“In Rashtriya Ispat Nigam Ltd., (2006) 7 SCC 275 interpreting the expression “first statement on the substance of the dispute”, this Court held: “The expression “first statement on the substance of the dispute” contained in Section 8(1) of The 1996 Act must be contradistinguished with the expression “written statement”. It employs submission of the party to the jurisdiction of the judicial authority. What is, therefore, needed is a finding on the part of the judicial authority that the party has waived its right to invoke the Arbitration Clause. If an application is filed before actually filing the first statement on the substance of the dispute, in our opinion, the party cannot be said to have waived its right or acquiesced itself to the jurisdiction of the Court…”
In Booz Allen and Hamilton Inc. v. SBI Homes Finance Limited, (2011) 5 SCC 532 this Court, has laid down the law as under: “not only filing of the written statement in a suit, but filing of any statement, application, affidavit by a defendant prior to the filing of the written statement will be construed as “submission of a statement on the substance of the dispute”, if by filing such statement/application/affidavit, the defendant shows his intention to submit himself to the jurisdiction of the Court and waives his right to seek reference to Arbitration.”

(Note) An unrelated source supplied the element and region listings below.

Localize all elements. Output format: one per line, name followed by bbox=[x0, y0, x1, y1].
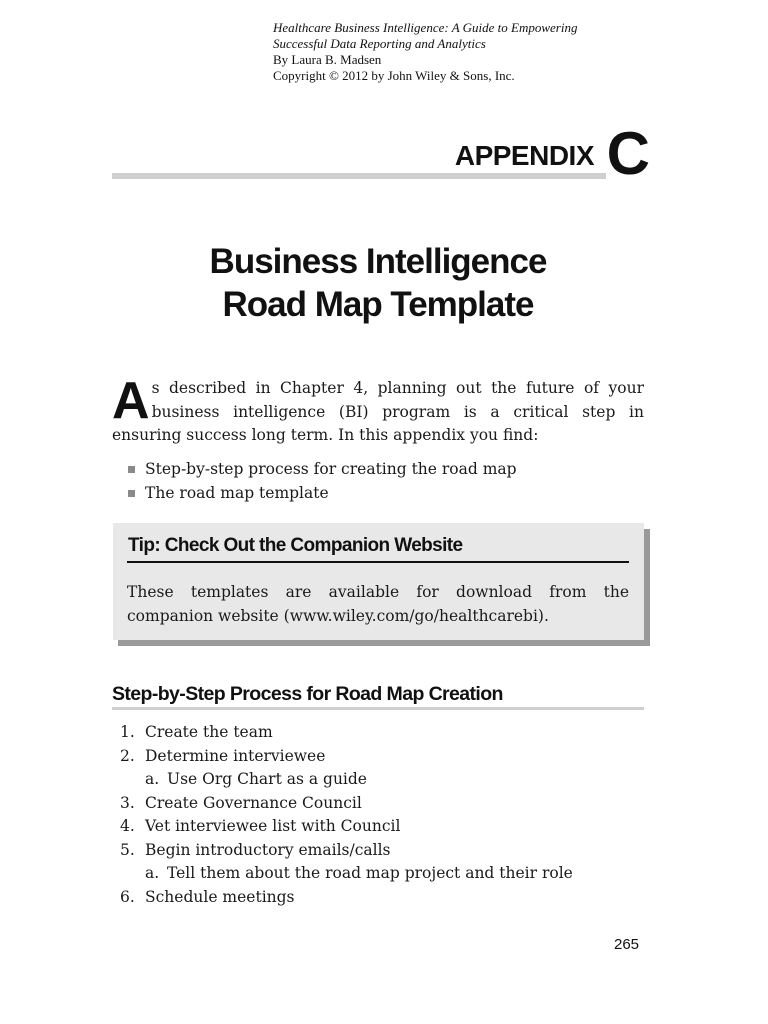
substep-text: Use Org Chart as a guide bbox=[167, 770, 367, 788]
step-item bbox=[112, 745, 644, 769]
appendix-letter: C bbox=[606, 120, 650, 187]
appendix-word: APPENDIX bbox=[454, 140, 594, 171]
step-number: 3. bbox=[120, 793, 135, 812]
step-number: 2. bbox=[120, 746, 135, 765]
step-number: 5. bbox=[120, 840, 135, 859]
step-item bbox=[112, 815, 644, 839]
appendix-rule bbox=[112, 173, 606, 179]
steps-list bbox=[112, 721, 644, 909]
step-text: Create Governance Council bbox=[145, 793, 362, 812]
step-number: 6. bbox=[120, 887, 135, 906]
list-item-text: The road map template bbox=[145, 483, 329, 502]
step-item bbox=[112, 839, 644, 863]
tip-box bbox=[113, 523, 644, 640]
book-citation bbox=[273, 20, 693, 84]
substep-letter: a. bbox=[145, 864, 160, 882]
step-text: Begin introductory emails/calls bbox=[145, 840, 391, 859]
bullet-square-icon bbox=[128, 490, 135, 497]
drop-cap: A bbox=[112, 372, 150, 430]
step-number: 1. bbox=[120, 723, 135, 741]
chapter-title-line2: Road Map Template bbox=[222, 285, 534, 324]
step-number: 4. bbox=[120, 817, 135, 835]
step-text: Determine interviewee bbox=[145, 746, 326, 765]
page-number: 265 bbox=[614, 936, 640, 953]
book-author: By Laura B. Madsen bbox=[273, 52, 382, 67]
bullet-square-icon bbox=[128, 466, 135, 473]
step-text: Schedule meetings bbox=[145, 887, 295, 906]
step-item bbox=[112, 886, 644, 910]
tip-body: These templates are available for download from the companion website (www.wiley.com/go/healthcarebi). bbox=[127, 583, 629, 625]
book-title-line2: Successful Data Reporting and Analytics bbox=[273, 36, 486, 51]
section-rule bbox=[112, 707, 644, 710]
step-item bbox=[112, 721, 644, 745]
appendix-contents-list bbox=[128, 458, 648, 505]
book-title-line1: Healthcare Business Intelligence: A Guide to Empowering bbox=[273, 20, 578, 35]
chapter-title-line1: Business Intelligence bbox=[209, 242, 547, 281]
list-item bbox=[128, 482, 648, 506]
list-item-text: Step-by-step process for creating the road map bbox=[145, 460, 517, 478]
intro-paragraph bbox=[112, 372, 644, 448]
step-text: Vet interviewee list with Council bbox=[145, 817, 401, 835]
section-heading: Step-by-Step Process for Road Map Creation bbox=[112, 683, 503, 705]
list-item bbox=[128, 458, 648, 482]
book-copyright: Copyright © 2012 by John Wiley & Sons, Inc. bbox=[273, 68, 515, 83]
substep-item bbox=[112, 862, 644, 886]
chapter-title bbox=[112, 240, 644, 326]
tip-title-rule bbox=[127, 561, 629, 563]
step-text: Create the team bbox=[145, 723, 273, 741]
substep-letter: a. bbox=[145, 770, 160, 788]
step-item bbox=[112, 792, 644, 816]
intro-text: s described in Chapter 4, planning out the future of your business intelligence (BI) program is a critical step in ensuring success long term. In this appendix you find: bbox=[112, 379, 644, 444]
tip-title: Tip: Check Out the Companion Website bbox=[128, 535, 463, 556]
substep-text: Tell them about the road map project and their role bbox=[167, 864, 573, 882]
substep-item bbox=[112, 768, 644, 792]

In view of the law laid down by this Court, as above, we find it difficult to agree that… merely moving an application seeking further time of eight weeks to file the written statement would amount to making the first statement on the substance of the dispute. In our opinion, filing of an application without reply to the allegations of the plaint does not constitute a first statement on the substance of the dispute.”
– Hon’ble Justice Prafulla C. Pant, Greaves Cotton Ltd. v. United Machinery and Appliances, [Civil Appeal No. 12066 of 2016].